Emplois des jeunes en Afrique : La BAD se fixe un défi

Emplois des jeunes en Afrique : La BAD se fixe un défi

La stratégie de la Banque africaine de développement (BAD) pour l’emploi des jeunes en Afrique sur la période 2016-2025, a pour objectif de créer 25 millions d’emplois et  doter 50 millions de jeunes de compétences pertinentes. C’est dans cette perspective que la Banque a organisé des consultations en visioconférence avec des ministres africains, des représentants de l’Union africaine, des fonctionnaires et des universitaires afin de recueillir des avis sur la mise en œuvre de son Plan d’action sur les compétences pour l’employabilité et la productivité en Afrique pour la période 2022-2025. L’information est issue d’un communiqué de presse de la Bad en date du 20 avril 2022.

La première session, le 12 avril dernier, s’est concentrée sur les pays d’Afrique de l’Est et d’Afrique australe. La seconde, le lendemain, visait les pays d’Afrique centrale, du Nord et de l’Ouest. À travers ces consultations, les pays africains seront mieux outillés pour entériner le plan d’action de la Banque. Ces consultations permettront, selon l’institution, de recueillir des contributions sur la manière dont le plan peut soutenir l’investissement dans l’enseignement supérieur, les sciences et les technologies, ainsi que dans l’enseignement et la formation techniques et professionnels (EFTP).

« Il s’agit d’une nouvelle étape dans le partenariat entre la Banque africaine de développement et ses pays membres régionaux, qui vise à doter la main-d’œuvre africaine de compétences recherchées sur le marché de l’emploi« , a déclaré Beth Dunford, vice-présidente de la Banque chargée de l’Agriculture, du Développement humain et social. La jeunesse africaine, a-t-elle déclaré, a le potentiel pour devenir la plus grande ressource mondiale de main-d’œuvre productive et innovante, si elle est dotée de compétences de qualité et pertinentes.

Le plan d’action intervient à un moment critique, où l’Afrique redouble d’efforts pour renforcer ses capacités scientifiques et technologiques en vue d’une société plus productive et innovante. La ministre de l’Éducation du Malawi, Agnes Nyalonje, a déclaré que le plan d’action était conforme aux aspirations de son pays en matière d’éducation et de développement des compétences. « Nous profiterons pleinement des investissements et de l’attention que la Banque souhaite apporter à l’enseignement supérieur et à l’enseignement technique et professionnel« , a-t-elle assuré.

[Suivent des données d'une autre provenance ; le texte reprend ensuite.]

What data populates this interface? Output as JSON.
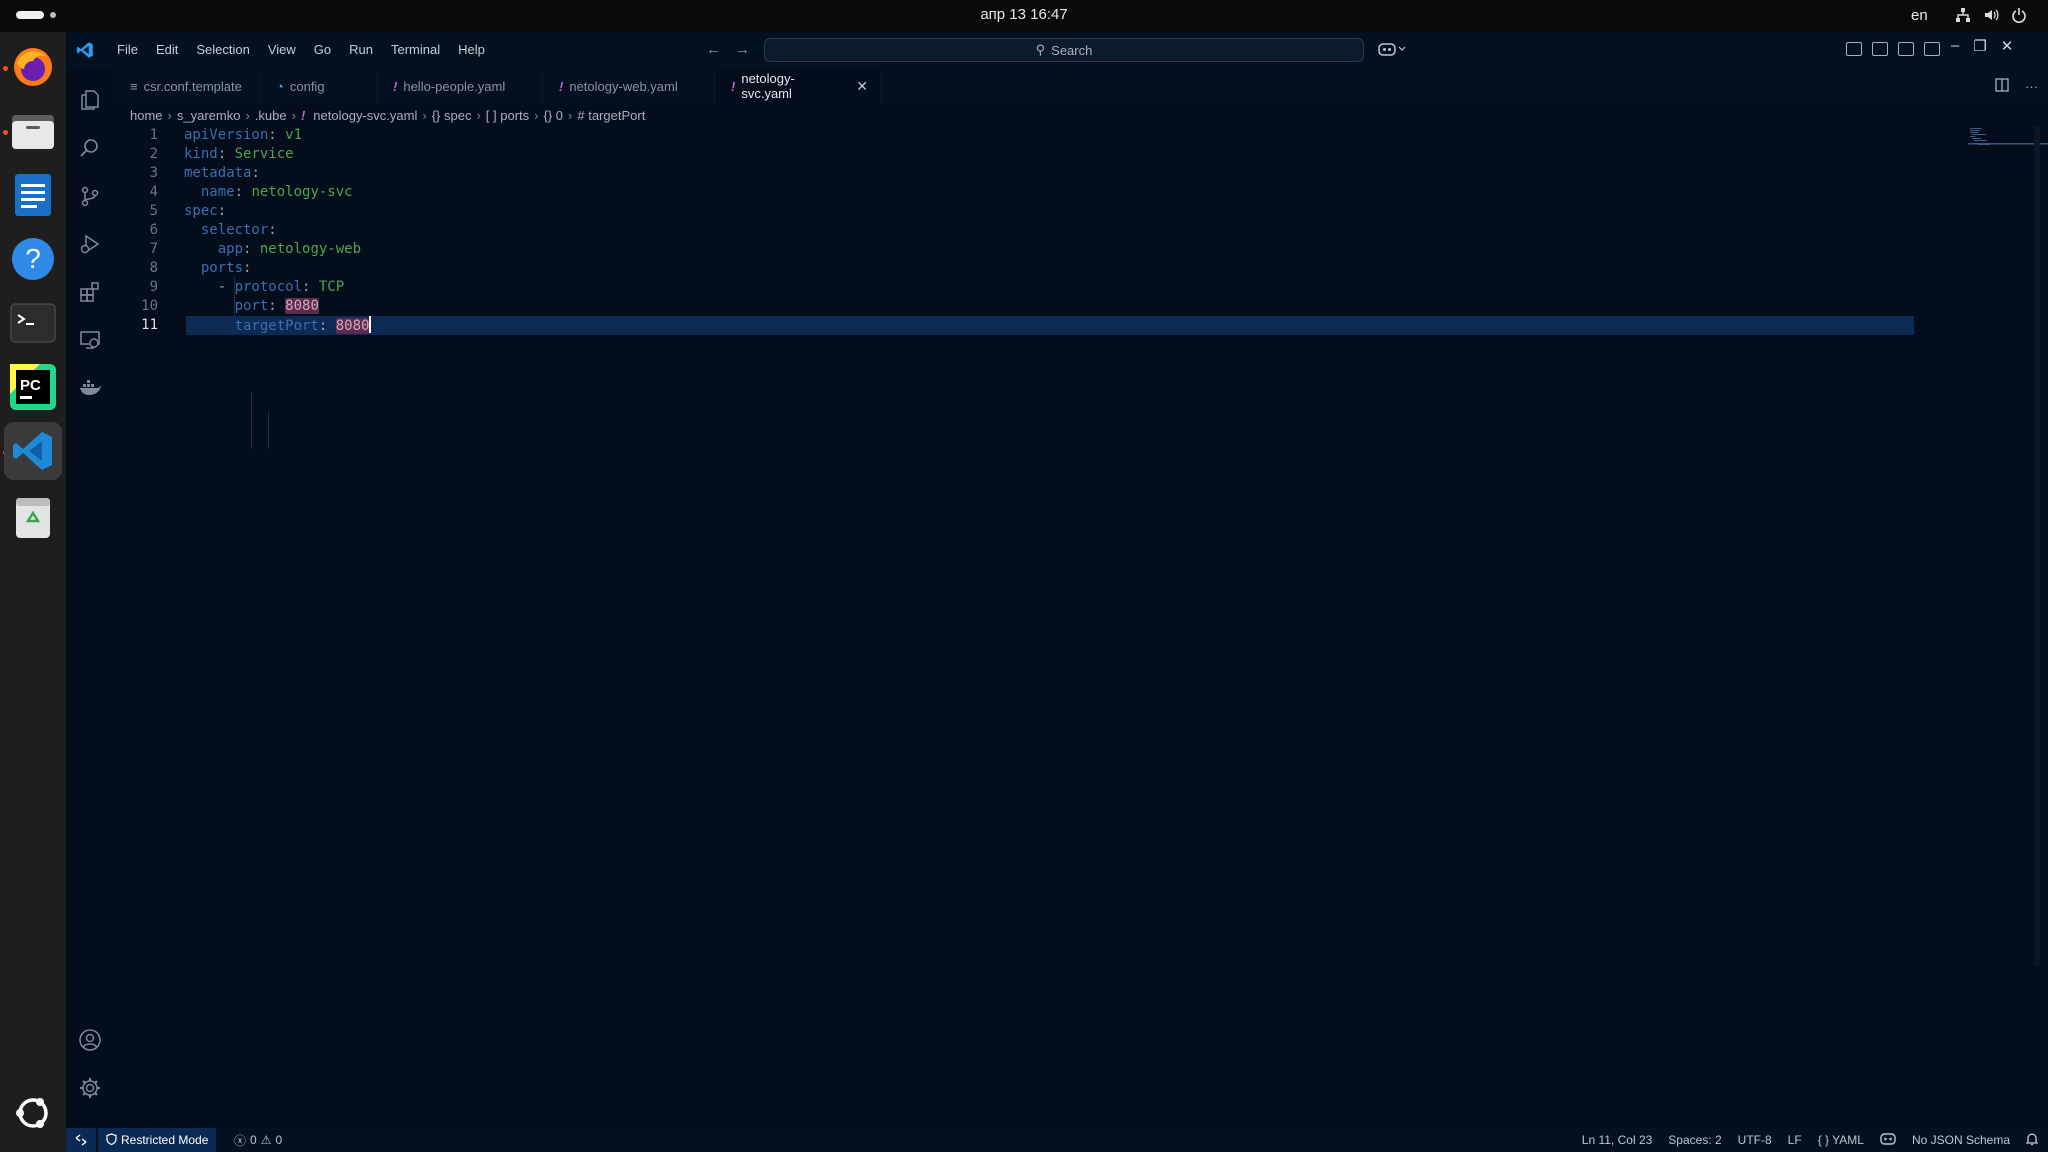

Le plan d’action Compétences pour l’employabilité et la productivité en Afrique est ancré dans la stratégie de la Banque pour l’emploi des jeunes en Afrique (2016-2025), qui vise à créer 25 millions d’emplois et à doter 50 millions de jeunes de compétences pertinentes. Le financement public de l’enseignement et professionnel et de l’enseignement supérieur sur le continent, selon la Bad, n’a pas suivi le rythme de la demande. Et que les déficits en matière d’infrastructures, comme le manque de salles de classe, de bibliothèques et de laboratoires, ont un impact négatif sur l’accès, la qualité et l’équité dans le secteur.

« Le gouvernement rwandais a placé le développement du capital humain en tête de son programme [de développement], l’enseignement technique et professionnel étant une priorité absolue« , a déclaré Pascal Gatabazi, conseiller technique principal au ministère de l’Éducation du Rwanda. Il se réjouit de ce que son gouvernement a investi de manière significative dans l’enseignement technique et professionnel, et c’est pourquoi il y a un ministère dédié aux technologies de l’information et à l’EFTP.

Martha Phiri, directrice du Département du capital humain, de la jeunesse et du développement des compétences à la Banque africaine de développement, a annoncé que le plan d’action met particulièrement l’accent sur les compétences numériques, l’apprentissage en ligne et l’entrepreneuriat. C’est dans ce contexte que la Banque, a-t-elle dit, s’appuiera sur des partenariats pour stimuler les investissements dans les infrastructures éducatives. Cela se traduira, à l’en croire, par une augmentation substantielle du nombre de diplômés africains étudiant les sciences, la technologie, l’ingénierie et les mathématiques, ou poursuivant un enseignement et une formation techniques et professionnels.